The life cycle of chondrocytes in the developing skeleton
Cartilage Biology and Orthopaedics Branch, National Institute of Arthritis and Musculoskeletal and Skin Diseases, National Institutes of Health, Bethesda, Maryland, USA
Arthritis Res 2002, 4:94-106 doi:10.1186/ar396Published: 8 November 2001
Cartilage serves multiple functions in the developing embryo and in postnatal life. Genetic mutations affecting cartilage development are relatively common and lead to skeletal malformations, dysfunction or increased susceptibility to disease or injury. Characterization of these mutations and investigation of the molecular pathways in which these genes function have contributed to an understanding of the mechanisms regulating skeletal patterning, chondrogenesis, endochondral ossification and joint formation. Extracellular growth and differentiation factors including bone morphogenetic proteins, fibroblast growth factors, parathyroid hormone-related peptide, extracellular matrix components, and members of the hedgehog and Wnt families provide important signals for the regulation of cell proliferation, differentiation and apoptosis.
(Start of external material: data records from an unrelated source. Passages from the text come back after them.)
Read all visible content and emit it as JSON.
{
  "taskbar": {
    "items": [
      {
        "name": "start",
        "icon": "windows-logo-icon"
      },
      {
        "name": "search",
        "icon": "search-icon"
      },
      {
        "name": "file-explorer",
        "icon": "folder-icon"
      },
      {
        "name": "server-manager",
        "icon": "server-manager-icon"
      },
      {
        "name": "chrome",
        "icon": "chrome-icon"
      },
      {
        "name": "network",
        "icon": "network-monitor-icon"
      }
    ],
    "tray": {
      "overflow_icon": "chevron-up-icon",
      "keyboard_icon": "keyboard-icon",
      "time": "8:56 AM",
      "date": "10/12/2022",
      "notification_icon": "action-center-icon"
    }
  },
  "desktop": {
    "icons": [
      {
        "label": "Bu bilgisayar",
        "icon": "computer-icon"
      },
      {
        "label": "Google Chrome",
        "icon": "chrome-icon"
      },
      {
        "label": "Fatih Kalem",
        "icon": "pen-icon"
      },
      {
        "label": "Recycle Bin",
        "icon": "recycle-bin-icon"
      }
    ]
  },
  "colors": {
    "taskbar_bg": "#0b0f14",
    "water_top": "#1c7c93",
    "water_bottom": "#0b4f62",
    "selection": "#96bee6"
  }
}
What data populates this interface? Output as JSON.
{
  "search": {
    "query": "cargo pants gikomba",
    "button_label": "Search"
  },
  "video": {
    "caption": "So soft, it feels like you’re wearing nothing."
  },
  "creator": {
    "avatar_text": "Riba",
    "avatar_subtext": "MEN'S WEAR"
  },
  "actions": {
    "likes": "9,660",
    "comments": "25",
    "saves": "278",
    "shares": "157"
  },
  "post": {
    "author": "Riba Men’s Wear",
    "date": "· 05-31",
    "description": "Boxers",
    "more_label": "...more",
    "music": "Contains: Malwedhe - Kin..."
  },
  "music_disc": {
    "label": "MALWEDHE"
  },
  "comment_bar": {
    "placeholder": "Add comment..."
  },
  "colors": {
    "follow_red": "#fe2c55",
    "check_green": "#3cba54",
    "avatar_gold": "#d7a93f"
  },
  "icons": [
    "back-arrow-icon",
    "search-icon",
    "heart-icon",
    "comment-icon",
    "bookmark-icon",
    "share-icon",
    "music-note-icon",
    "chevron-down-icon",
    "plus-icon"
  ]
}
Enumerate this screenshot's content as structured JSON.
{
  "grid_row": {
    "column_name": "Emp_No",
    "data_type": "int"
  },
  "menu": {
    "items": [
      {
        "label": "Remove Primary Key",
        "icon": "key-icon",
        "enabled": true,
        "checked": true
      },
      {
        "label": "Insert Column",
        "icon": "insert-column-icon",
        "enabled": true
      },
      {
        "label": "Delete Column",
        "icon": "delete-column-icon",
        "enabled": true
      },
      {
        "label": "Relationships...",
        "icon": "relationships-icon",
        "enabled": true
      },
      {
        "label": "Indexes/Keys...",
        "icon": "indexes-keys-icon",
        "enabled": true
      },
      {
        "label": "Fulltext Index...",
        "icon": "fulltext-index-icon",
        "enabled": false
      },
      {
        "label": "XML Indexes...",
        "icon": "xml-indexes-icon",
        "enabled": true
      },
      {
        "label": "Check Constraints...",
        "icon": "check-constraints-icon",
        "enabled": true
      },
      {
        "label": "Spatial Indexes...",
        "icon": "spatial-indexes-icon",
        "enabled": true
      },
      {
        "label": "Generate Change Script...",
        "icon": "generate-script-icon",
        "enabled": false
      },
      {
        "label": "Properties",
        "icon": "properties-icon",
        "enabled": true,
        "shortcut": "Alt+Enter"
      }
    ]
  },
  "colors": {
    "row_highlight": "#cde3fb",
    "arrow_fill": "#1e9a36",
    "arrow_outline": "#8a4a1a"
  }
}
Transduction of these signals within the developing mesenchymal cells and chondrocytes results in changes in gene expression mediated by transcription factors including Smads, Msx2, Sox9, signal transducer and activator of transcription (STAT), and core-binding factor alpha 1. Further investigation of the interactions of these signaling pathways will contribute to an understanding of cartilage growth and development, and will allow for the development of strategies for the early detection, prevention and treatment of diseases and disorders affecting the skeleton.